By MERITA DHIMGJOKA - The Nando Times, Nov. 03, 1999

PRISTINA, Yugoslavia (November 3, 1999 9:59 a.m. EST - The international organization assigned to rebuilding civilian life in Kosovo warned Wednesday that the wave of ethnic retaliation against Serbs and other minorities in the province could dissuade potential donors from funding reconstruction.

"The population of Kosovo and their leaders must understand that this violence jeopardizes the international reputation and the standing of Kosovo," said a statement by the 54-nation Organization for Security and Cooperation in Europe. "It's likely to affect donors' sympathy and support at a time when important donor meetings are coming up."
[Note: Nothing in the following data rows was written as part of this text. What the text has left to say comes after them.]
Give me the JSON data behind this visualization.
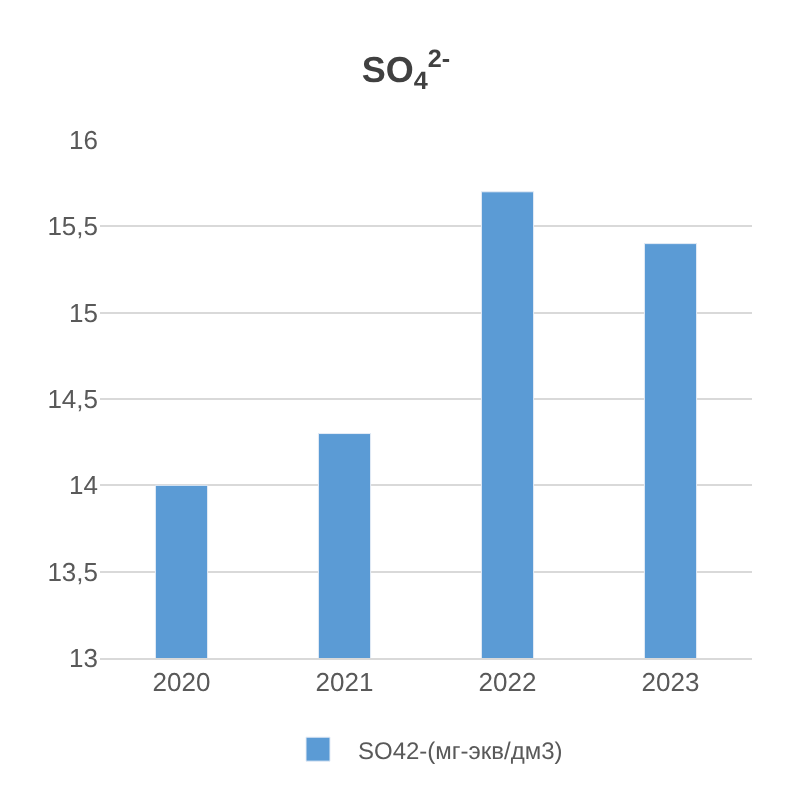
{
  "chart_data": {
    "type": "bar",
    "title": "SO$_{4}$$^{2-}$",
    "categories": [
      "2020",
      "2021",
      "2022",
      "2023"
    ],
    "series": [
      {
        "name": "SO42-(мг-экв/дм3)",
        "color": "#5b9bd5",
        "values": [
          14,
          14.3,
          15.7,
          15.4
        ]
      }
    ],
    "ylim": [
      13,
      16
    ],
    "yticks": [
      13,
      {
        "value": 13.5,
        "label": "13,5"
      },
      14,
      {
        "value": 14.5,
        "label": "14,5"
      },
      15,
      {
        "value": 15.5,
        "label": "15,5"
      },
      16
    ],
    "grid": "y",
    "legend": "bottom"
  }
}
The OSCE is responsible for helping to restore aspects of daily life in Kosovo, from training the new multiethnic police corps to assisting in the running of municipal administrations.
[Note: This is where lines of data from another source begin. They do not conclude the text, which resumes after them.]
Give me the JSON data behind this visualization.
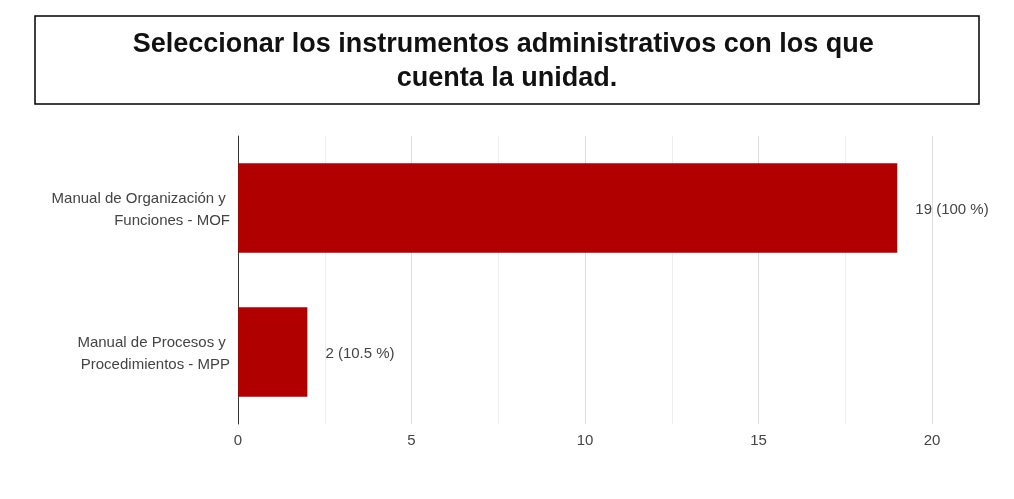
{
  "chart_data": {
    "type": "bar",
    "orientation": "horizontal",
    "title": "Seleccionar los instrumentos administrativos con los que cuenta la unidad.",
    "categories": [
      "Manual de Organización y Funciones - MOF",
      "Manual de Procesos y Procedimientos - MPP"
    ],
    "values": [
      19,
      2
    ],
    "value_labels": [
      "19 (100 %)",
      "2 (10.5 %)"
    ],
    "color": "#b00000",
    "xlim": [
      0,
      20
    ],
    "xticks": [
      0,
      5,
      10,
      15,
      20
    ],
    "grid": "x"
  }
}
Violence has persisted in Kosovo despite the presence of the international peacekeeping force which arrived in June after Yugoslav President Slobodan Milosevic pulled his troops out to stop NATO's 78-day bombing campaign.

The OSCE statement also said, "The international community did intervene in Kosovo to protect human rights and not to pave the way for a new wave of ethnic harassment and violence."
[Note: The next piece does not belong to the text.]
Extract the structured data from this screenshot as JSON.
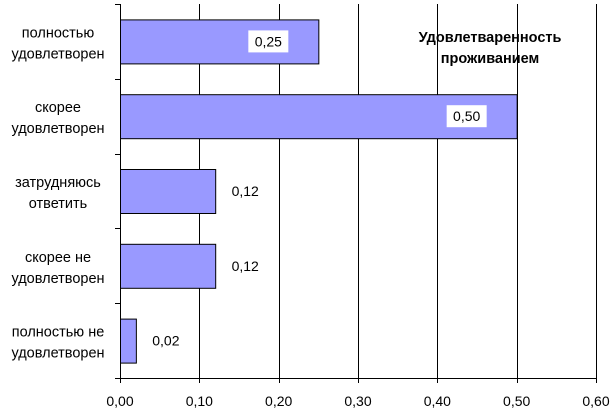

William Walker, the U.S. diplomat who headed the European monitoring mission in Kosovo that tried to keep a lid on tensions before the NATO bombing began, on Tuesday also condemned anti-Serb attacks.

"People are starting to say that: 'Hey, we're going back to more or less the same (problem) as before,'" said Walker, who was invited by ethnic Albanian leaders.

Walker compared the attacks on Serbs to those on Albanians that led to NATO's intervention, and said they play "into the hands of Milosevic."

Milosevic has accused international peacekeepers of failing to protect Serb civilians in Kosovo.

Walker was to be made an honorary "citizen" of the province by prominent ethnic Albanians later Wednesday.

He also was expected to visit the village of Racak, where Serb forces killed 43 Albanians last January, two months before NATO launched airstrikes against Yugoslavia.

More than anything, Walker's popularity with Kosovo's Albanians rests on his condemnation of the Racak massacre, which hastened NATO intervention, and he was expected to repeat his call for ethnic tolerance while visiting the village.

Also Wednesday, officials of the NATO-led force said that a 69-year-old Serb woman was found shot to death in western Kosovo village of Donji Streoc near Decani and investigations were underway.

In the village of Strezovce north of Kamenica in eastern Kosovo, Russian peacekeepers detained ten Serbs for illegal possession of weapons.

During a search operation, the Russians confiscated six AK-47s, seven rifles, two shotguns, three machine-guns, six pistols, two hand grenades and a bayonet.